Ein neues Forschungsergebnis, gefördert von NSE, zu internen Ursachen des Alterns, hat eine zuvor unbekannte Quelle der Superoxid-Freien-Radikale identifiziert. Freie Radikale von externen Auslösern, wie dem Aussetzen der Sonnenstrahlung, Zigarettenrauch, sind schon lange dafür bekannt, die Hautzellen und Komponenten der extrazellulären (außerhalb der Zelle liegend)Matrix, einschließlich Kollagen und Elastin, zu schädigen.

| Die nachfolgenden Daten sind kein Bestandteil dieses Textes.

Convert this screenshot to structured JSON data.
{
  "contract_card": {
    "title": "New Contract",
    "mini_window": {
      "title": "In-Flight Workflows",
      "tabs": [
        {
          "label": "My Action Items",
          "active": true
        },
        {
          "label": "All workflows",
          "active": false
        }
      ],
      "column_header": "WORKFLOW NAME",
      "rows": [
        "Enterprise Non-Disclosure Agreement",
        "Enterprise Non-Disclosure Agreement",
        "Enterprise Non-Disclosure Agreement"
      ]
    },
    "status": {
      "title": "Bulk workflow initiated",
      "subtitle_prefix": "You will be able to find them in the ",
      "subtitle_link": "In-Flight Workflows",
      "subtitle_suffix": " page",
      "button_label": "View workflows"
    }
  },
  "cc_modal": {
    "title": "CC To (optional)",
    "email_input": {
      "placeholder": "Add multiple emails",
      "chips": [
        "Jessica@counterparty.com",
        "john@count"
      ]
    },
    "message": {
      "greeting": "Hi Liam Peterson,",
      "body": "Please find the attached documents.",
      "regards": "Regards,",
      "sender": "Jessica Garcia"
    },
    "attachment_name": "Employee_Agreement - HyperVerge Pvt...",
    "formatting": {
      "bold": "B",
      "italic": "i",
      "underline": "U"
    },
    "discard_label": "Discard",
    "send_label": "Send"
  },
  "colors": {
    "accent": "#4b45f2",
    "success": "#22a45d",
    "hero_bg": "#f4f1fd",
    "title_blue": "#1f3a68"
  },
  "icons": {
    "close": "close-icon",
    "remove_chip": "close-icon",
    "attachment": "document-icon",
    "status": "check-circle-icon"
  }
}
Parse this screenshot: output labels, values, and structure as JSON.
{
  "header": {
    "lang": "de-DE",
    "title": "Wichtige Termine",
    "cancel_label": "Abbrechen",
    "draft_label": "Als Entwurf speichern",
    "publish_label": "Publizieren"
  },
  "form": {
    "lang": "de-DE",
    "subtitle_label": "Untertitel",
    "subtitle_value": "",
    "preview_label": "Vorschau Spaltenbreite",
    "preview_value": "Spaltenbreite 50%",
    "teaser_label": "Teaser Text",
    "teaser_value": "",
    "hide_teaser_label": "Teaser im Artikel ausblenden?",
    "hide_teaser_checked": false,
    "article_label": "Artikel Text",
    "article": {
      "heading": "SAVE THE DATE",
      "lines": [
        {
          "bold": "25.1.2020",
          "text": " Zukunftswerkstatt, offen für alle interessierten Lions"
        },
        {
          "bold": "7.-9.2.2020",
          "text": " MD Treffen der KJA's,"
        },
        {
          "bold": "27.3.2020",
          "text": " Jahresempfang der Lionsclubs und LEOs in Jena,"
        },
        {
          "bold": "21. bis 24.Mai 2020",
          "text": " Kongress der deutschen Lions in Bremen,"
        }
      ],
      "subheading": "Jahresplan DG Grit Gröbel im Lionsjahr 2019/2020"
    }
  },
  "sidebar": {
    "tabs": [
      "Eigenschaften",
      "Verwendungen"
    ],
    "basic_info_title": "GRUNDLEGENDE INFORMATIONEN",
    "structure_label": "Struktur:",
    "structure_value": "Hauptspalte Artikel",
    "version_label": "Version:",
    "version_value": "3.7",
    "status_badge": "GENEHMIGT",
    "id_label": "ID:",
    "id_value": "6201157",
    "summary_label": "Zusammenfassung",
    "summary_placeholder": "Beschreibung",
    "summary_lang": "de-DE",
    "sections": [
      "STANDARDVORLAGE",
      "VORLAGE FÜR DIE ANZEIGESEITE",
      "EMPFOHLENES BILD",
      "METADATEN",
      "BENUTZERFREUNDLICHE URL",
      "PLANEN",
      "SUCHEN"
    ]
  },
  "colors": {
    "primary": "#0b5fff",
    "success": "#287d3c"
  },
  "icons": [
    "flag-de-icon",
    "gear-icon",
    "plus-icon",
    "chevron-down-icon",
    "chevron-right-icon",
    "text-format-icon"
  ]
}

Die Wissenschaftler von NSE und Purdue University berichten über ihre neuen Forschungsergebnisse bezüglich altersbezogener NADH Oxidase (arNOX) diese Woche in Kyoto, Japan, auf der International Investigative Dermatology 2008, einer bedeutenden Veranstaltung für neueste Informationen zur Hautbiologie. Die Wissenschaftler legen den schlüssigen Beweis dar, dass arNOX, ein Enzym, welches in Beziehung zu Zellmembranen steht, auf Hautzellen vorkommt und aktiv ist. Beträchtlich steigert sich die arNOX-Aktivität während der „fortgeschrittenen" Jahre von etwa 45 bis 70 Jahre.
„Das Identifizierung von arNOX als zur Haut gehörig und seine wachsende Aktivität mit dem Alter ist eine bahnbrechende Entdeckung beim Verstehen der Hautalterung", erklärt Dr. med. Zoe Diana Draelos, Forschungsvorsitzende bei Dermatology Consulting Services, Mitglied der NSE Scientific Advisory Board (NSE wissenschaftliches Beratungsgremium) und eine der Autoren der Studie.
„Gegenwärtig konzentriert sich die dermatologische Forschung auf die Korrektur von Hautschäden, nachdem sie entstanden sind. Indem man die interne Quelle von Freien Radikalen in der Haut erkennt und wenn man dem Verständnis näher kommt, wie und warum sie produziert werden, dann trägt das zu unserer Fähigkeit bei, die grundlegenden Mechanismen anzusprechen, die möglicherweise im Zusammenspiel mit externen Quellen stehen, um zur beschleunigten Hautalterung führen." „Der Nachweis von arNOX in der Haut ermöglicht weitere Einblicke in die möglichen revolutionären Therapien für die Hautpflege. Ins Besondere, weil seine Aktivität im Zusammenhang mit den Jahre steht, wenn die Menschen beginnen zu sehen, wie ihre Haut die Elastizität und Festigkeit verliert, und sie das Verblassen ihres Teints und die Falten bemerken," merkt Dr. phil. Helen Knaggs an, Vizepräsidentin von NSE Global Research and Development (NSE weltweite Forschung und Entwicklung).
„Falls wir innovative Wege beschreiten können, um die Aktivität von arNOX zu bremsen und vor allem um die Produktion von Freien Radikalen zu unterbinden, dann können wir beide Seiten der Gleichung ansprechen: den Schaden durch Freie Radikale externer Quellen berichtigen, während gleichzeitig der Produktion Freier Radikaler von internen Quellen vorgebeugt wird." Autoren der Studie sind Dale Kern, Chefwissenschaftler bei NSE, Dr. phil. Dorothy Morre, Professorin für Lebensmittel und Ernährung an der Purdue University, und Dr. phil. D. James Morre, Dow Ehrenprofessor pharmazeutische Chemie der Purdue University. Seit 1999 haben die NSE sowie die Morres die ENOX-Forschung unterstützt und gefördert.
Über arNOX: Das arNOX-Enzym gehört zu einer Klasse von neu erkannten und bestimmten ECTO-NOX (externen NADH Oxidase oder ENOX)-Proteinen, die auf externen (äußeren) Zellmembranen angelagert sind. ECTO-NOX-Proteine werden zunehmend aktiv, um zusätzliche Stoffwechselenergie zu erzeugen, wie das Alter von Mitochondrien, und erzeugen weniger Energie.
arNOX ist in allen getesteten Zellen nachgewiesen worden, einschließlich Serum, Speichel und dann Dermis (Lederhaut) und die Oberhaut (Epidermis). Seine einzigartige Eigenschaft ist, dass es Superoxid auf der Zelloberfläche erzeugt, welches in der Lage ist, angrenzende Zellen, Lipoproteine und andere strukturellen Komponenten der extrazellulären Matrix von der Haut zu schädigen, wie Kollagen und Elastin.
Weitere NOX-Kategorien schließen den Tumor-NOX, viralen NOX und das grundlegende oder normale NOX ein. Über die International Investigative Dermatology 2008 ist das fünfte gemeinsame Treffen der Society of Investigative Dermatology (SID), die European Society for Dermatology Research (ESDR) und die Japanische Society for Investigative Dermatology (JSID).